Doğalgaz ve petrolün gemilerle taşınmasının tamamen durması Rusya’ya yarayacaktır. Rusya ABD’nin müttefiki olmadığına göre, dünyanın geri kalanı ve müttefiklerinin krizine izin vermeyecektir. Bundan kendisi de ekonomik kayıp içine düşecek.
DAYANMA SÜRESİ BİTİYOR!
ABD’nin hedefi doğalgaz ve petrolün serbest akışı bir hafta gecikirse büyük kriz yavaş yavaş değil; savaş etkisinden daha büyük bir kayıpla gelecek.
Savaşları kendi ülkesinden uzakta Okyanus ötesinde yöneten ABD'nin en büyük çıkarları da Orta Doğu ve Akdeniz'de...
Askeri kaynaklar, bu bölgedeki petrol ve doğalgaz akışının durmasına özel sektörün en fazla bir hafta dayanabileceğini açıklıyor. Aynı kaynaklara göre kriz anında NATO ülkelerinin stoklarının ise en fazla 1 ay dayanabileceğini kaydediyor.
ABD’nin bölgedeki varlığının en temel nedenlerinden biri İsrail’in bekasıdır.

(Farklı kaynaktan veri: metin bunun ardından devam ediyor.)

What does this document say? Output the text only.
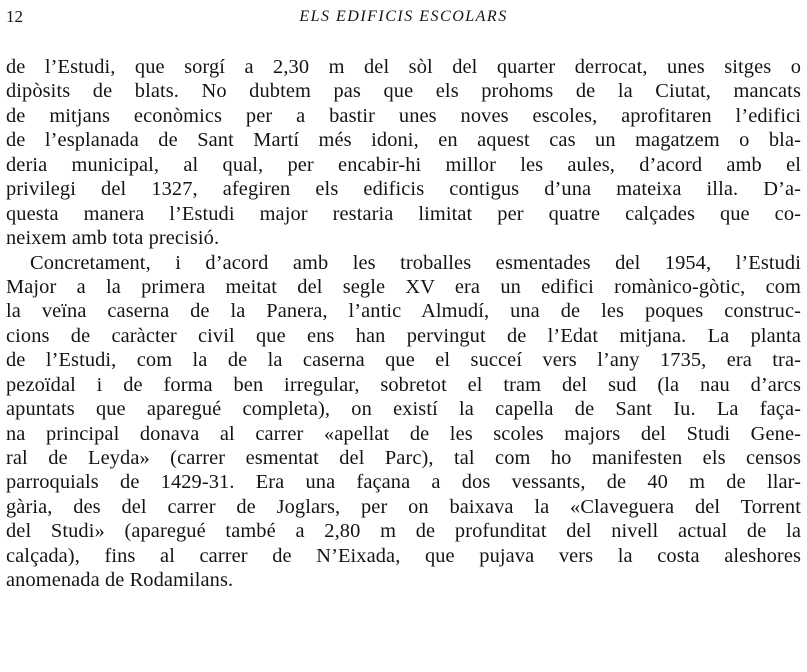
12	ELS EDIFICIS ESCOLARS
de l’Estudi, que sorgí a 2,30 m del sòl del quarter derrocat, unes sitges o
dipòsits de blats. No dubtem pas que els prohoms de la Ciutat, mancats
de mitjans econòmics per a bastir unes noves escoles, aprofitaren l’edifici
de l’esplanada de Sant Martí més idoni, en aquest cas un magatzem o bla-
deria municipal, al qual, per encabir-hi millor les aules, d’acord amb el
privilegi del 1327, afegiren els edificis contigus d’una mateixa illa. D’a-
questa manera l’Estudi major restaria limitat per quatre calçades que co-
neixem amb tota precisió.
Concretament, i d’acord amb les troballes esmentades del 1954, l’Estudi
Major a la primera meitat del segle XV era un edifici romànico-gòtic, com
la veïna caserna de la Panera, l’antic Almudí, una de les poques construc-
cions de caràcter civil que ens han pervingut de l’Edat mitjana. La planta
de l’Estudi, com la de la caserna que el succeí vers l’any 1735, era tra-
pezoïdal i de forma ben irregular, sobretot el tram del sud (la nau d’arcs
apuntats que aparegué completa), on existí la capella de Sant Iu. La faça-
na principal donava al carrer «apellat de les scoles majors del Studi Gene-
ral de Leyda» (carrer esmentat del Parc), tal com ho manifesten els censos
parroquials de 1429-31. Era una façana a dos vessants, de 40 m de llar-
gària, des del carrer de Joglars, per on baixava la «Claveguera del Torrent
del Studi» (aparegué també a 2,80 m de profunditat del nivell actual de la
calçada), fins al carrer de N’Eixada, que pujava vers la costa aleshores
anomenada de Rodamilans.
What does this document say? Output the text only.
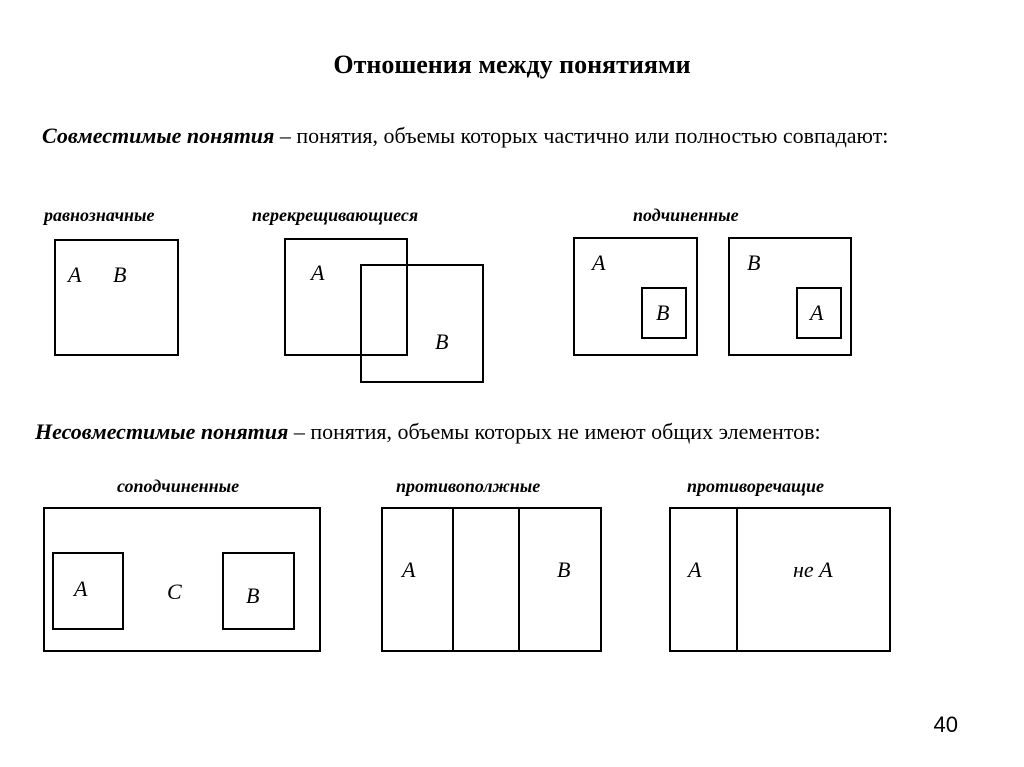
Отношения между понятиями
Совместимые понятия – понятия, объемы которых частично или полностью совпадают:
равнозначные	перекрещивающиеся	подчиненные
A B	A
B
A
B
B
A
Несовместимые понятия – понятия, объемы которых не имеют общих элементов:
соподчиненные	противополжные	противоречащие
A	C	B
A	B	A	не A
40
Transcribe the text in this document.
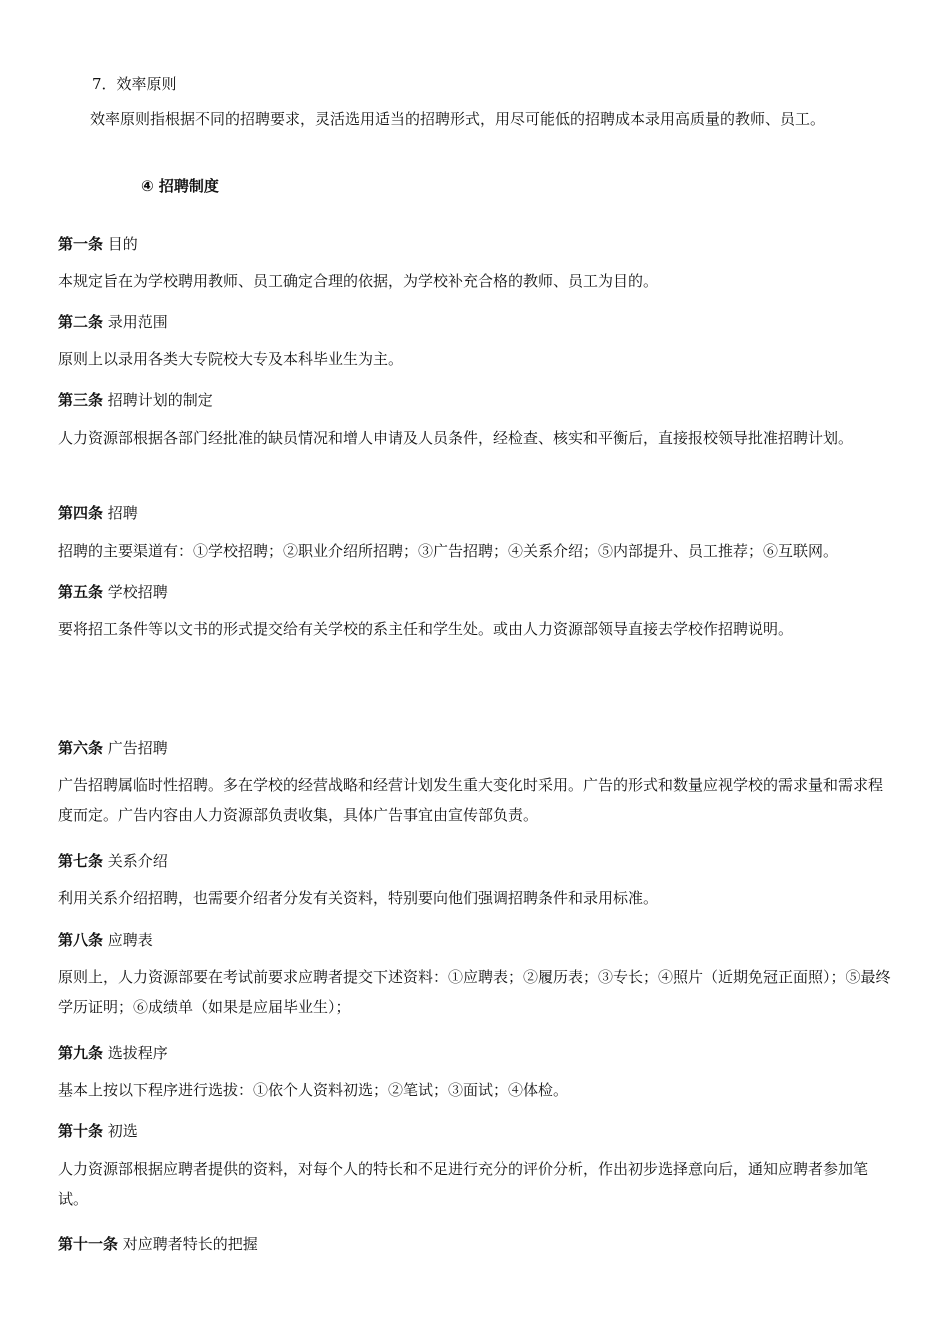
7．效率原则
效率原则指根据不同的招聘要求，灵活选用适当的招聘形式，用尽可能低的招聘成本录用高质量的教师、员工。
④ 招聘制度
第一条 目的
本规定旨在为学校聘用教师、员工确定合理的依据，为学校补充合格的教师、员工为目的。
第二条 录用范围
原则上以录用各类大专院校大专及本科毕业生为主。
第三条 招聘计划的制定
人力资源部根据各部门经批准的缺员情况和增人申请及人员条件，经检查、核实和平衡后，直接报校领导批准招聘计划。
第四条 招聘
招聘的主要渠道有：①学校招聘；②职业介绍所招聘；③广告招聘；④关系介绍；⑤内部提升、员工推荐；⑥互联网。
第五条 学校招聘
要将招工条件等以文书的形式提交给有关学校的系主任和学生处。或由人力资源部领导直接去学校作招聘说明。
第六条 广告招聘
广告招聘属临时性招聘。多在学校的经营战略和经营计划发生重大变化时采用。广告的形式和数量应视学校的需求量和需求程度而定。广告内容由人力资源部负责收集，具体广告事宜由宣传部负责。
第七条 关系介绍
利用关系介绍招聘，也需要介绍者分发有关资料，特别要向他们强调招聘条件和录用标准。
第八条 应聘表
原则上，人力资源部要在考试前要求应聘者提交下述资料：①应聘表；②履历表；③专长；④照片（近期免冠正面照）；⑤最终学历证明；⑥成绩单（如果是应届毕业生）；
第九条 选拔程序
基本上按以下程序进行选拔：①依个人资料初选；②笔试；③面试；④体检。
第十条 初选
人力资源部根据应聘者提供的资料，对每个人的特长和不足进行充分的评价分析，作出初步选择意向后，通知应聘者参加笔试。
第十一条 对应聘者特长的把握
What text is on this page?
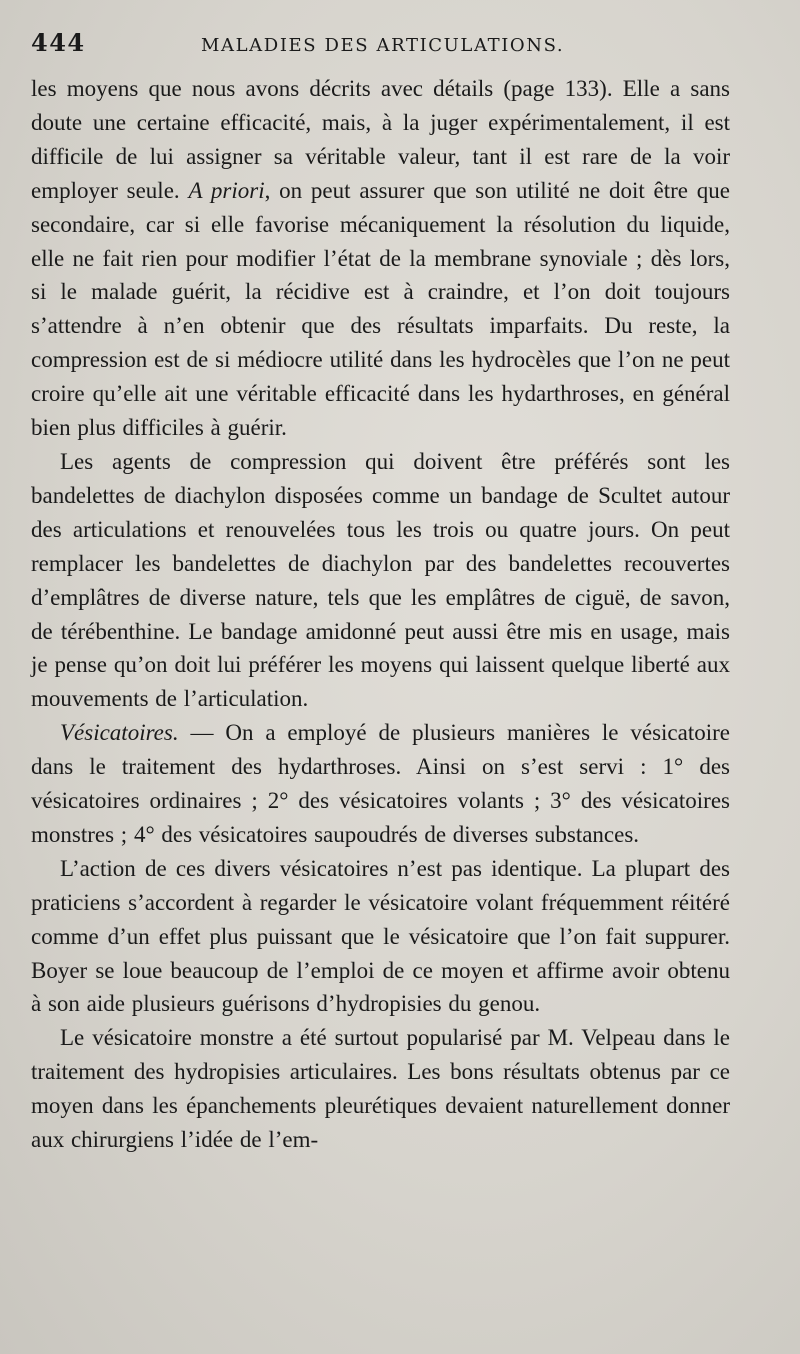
444	MALADIES DES ARTICULATIONS.

les moyens que nous avons décrits avec détails (page 133). Elle a sans doute une certaine efficacité, mais, à la juger expérimentalement, il est difficile de lui assigner sa véritable valeur, tant il est rare de la voir employer seule. A priori, on peut assurer que son utilité ne doit être que secondaire, car si elle favorise mécaniquement la résolution du liquide, elle ne fait rien pour modifier l’état de la membrane synoviale ; dès lors, si le malade guérit, la récidive est à craindre, et l’on doit toujours s’attendre à n’en obtenir que des résultats imparfaits. Du reste, la compression est de si médiocre utilité dans les hydrocèles que l’on ne peut croire qu’elle ait une véritable efficacité dans les hydarthroses, en général bien plus difficiles à guérir.

Les agents de compression qui doivent être préférés sont les bandelettes de diachylon disposées comme un bandage de Scultet autour des articulations et renouvelées tous les trois ou quatre jours. On peut remplacer les bandelettes de diachylon par des bandelettes recouvertes d’emplâtres de diverse nature, tels que les emplâtres de ciguë, de savon, de térébenthine. Le bandage amidonné peut aussi être mis en usage, mais je pense qu’on doit lui préférer les moyens qui laissent quelque liberté aux mouvements de l’articulation.

Vésicatoires. — On a employé de plusieurs manières le vésicatoire dans le traitement des hydarthroses. Ainsi on s’est servi : 1° des vésicatoires ordinaires ; 2° des vésicatoires volants ; 3° des vésicatoires monstres ; 4° des vésicatoires saupoudrés de diverses substances.

L’action de ces divers vésicatoires n’est pas identique. La plupart des praticiens s’accordent à regarder le vésicatoire volant fréquemment réitéré comme d’un effet plus puissant que le vésicatoire que l’on fait suppurer. Boyer se loue beaucoup de l’emploi de ce moyen et affirme avoir obtenu à son aide plusieurs guérisons d’hydropisies du genou.

Le vésicatoire monstre a été surtout popularisé par M. Velpeau dans le traitement des hydropisies articulaires. Les bons résultats obtenus par ce moyen dans les épanchements pleurétiques devaient naturellement donner aux chirurgiens l’idée de l’em-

İran’ın gökyüzünü havai fişek görkemiyle İsrail’e gönderdiği roketlerle savaşın kaderini değiştiremeyeceğini bizden daha iyi idrak ediyor.
İsrail, İran’ın üst düzey komutanları yatak odasında vurması tesadüf değildir.
ABD, Büyük Ortadoğu Projesi (BOP) peşinde değil; artık Büyük İsrail Projesi’ni (BİP) uygulamanın eşiğine geldi.
Bir nevi İran’da rejimi değiştirmek…
Bu ciddi konu bir başka yazı konusu olsun.